Мы вошли в низкую длинную комнату с длинным накрытым столом. На верхнем конце сидел тот самый седой чисто выбритый англичанин, который бывает везде, потом еще несколько островитян мужского и женского пола, потом скромные, пытающиеся быть общительными немцы и развязные русские и молчаливые неизвестные. За столом служили румяные миловидные швейцарки, с длинными костлявыми руками, и m-me Votier в черном чепце, с протестантской кроткой улыбочкой, нагибаясь, спрашивала, что кому будет угодно. Те же, как и во всех пансионах, пять кушаний с повторениями, и те же разговоры на английском, немецком и ломаном французском языках, о прогулках, о дорогах, о гостиницах. В начале весны обитатели пансионов еще дичатся друг с другом, в середине лета сближаются и под конец делаются врагами; тот шумел прошлую ночь и не давал спать, тот прежде берет кушанье, тот не ответил на поклон. Особенно немки по своей обидчивости и англичане по своей важности бывают зачинщиками раздоров…
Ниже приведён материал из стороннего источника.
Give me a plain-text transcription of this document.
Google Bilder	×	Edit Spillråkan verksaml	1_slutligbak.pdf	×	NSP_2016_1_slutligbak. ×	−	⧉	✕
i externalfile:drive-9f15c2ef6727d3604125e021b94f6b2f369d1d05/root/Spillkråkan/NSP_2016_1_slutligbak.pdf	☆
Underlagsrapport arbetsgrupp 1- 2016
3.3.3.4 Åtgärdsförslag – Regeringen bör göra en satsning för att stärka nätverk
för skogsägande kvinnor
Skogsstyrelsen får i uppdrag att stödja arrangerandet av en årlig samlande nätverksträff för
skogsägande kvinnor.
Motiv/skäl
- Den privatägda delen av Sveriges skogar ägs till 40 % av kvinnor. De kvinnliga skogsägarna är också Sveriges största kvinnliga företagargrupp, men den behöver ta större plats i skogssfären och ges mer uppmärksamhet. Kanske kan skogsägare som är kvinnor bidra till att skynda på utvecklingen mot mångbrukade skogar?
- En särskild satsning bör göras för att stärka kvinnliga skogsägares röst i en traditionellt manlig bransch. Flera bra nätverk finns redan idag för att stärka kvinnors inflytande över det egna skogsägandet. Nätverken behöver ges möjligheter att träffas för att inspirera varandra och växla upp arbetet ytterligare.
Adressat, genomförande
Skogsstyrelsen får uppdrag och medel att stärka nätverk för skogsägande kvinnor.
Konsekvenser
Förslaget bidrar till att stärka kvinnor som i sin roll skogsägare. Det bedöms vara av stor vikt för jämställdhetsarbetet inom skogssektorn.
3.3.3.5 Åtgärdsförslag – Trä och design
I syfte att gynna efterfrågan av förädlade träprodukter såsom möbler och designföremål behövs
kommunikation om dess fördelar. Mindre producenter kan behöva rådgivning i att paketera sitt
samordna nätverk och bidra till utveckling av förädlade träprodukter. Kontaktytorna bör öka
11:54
В 4 часа, напившись кофею, я зашел за своим спутником. После радостной торопливой беготни, которая продолжалась ? часа, он был готов и с мешком через плечо и длинной палкой в руках прощался с матерью, сестрой и братом. От Монтрё мы стали подниматься по лесенке, выложенной в виноградниках, прямо вверх в гору. Ранец мой так тянул мне плечи и было так жарко, что я только храбрился перед своим товарищем, а думал, что вовсе не в состоянии буду ходить с этой ношей. Но вид озера, который все уже и уже и вместе с тем блестящее и картиннее открывался перед нами, и заботы о том, чтобы Саша (мой спутник) не мучился бы напрасно, подпрыгивая по ступенькам и не оборвался бы под 10 и кое-где 20-тиаршинную стену виноградника, развлекали меня, и, пройдя с полчаса, я уже начинал забывать об усталости. Уж мальчик мне был чрезвычайно полезен одним тем, что избавлял меня от мысли о себе и тем самым придавал мне силы, веселости и моральной гармоничности, ежели можно так выразиться.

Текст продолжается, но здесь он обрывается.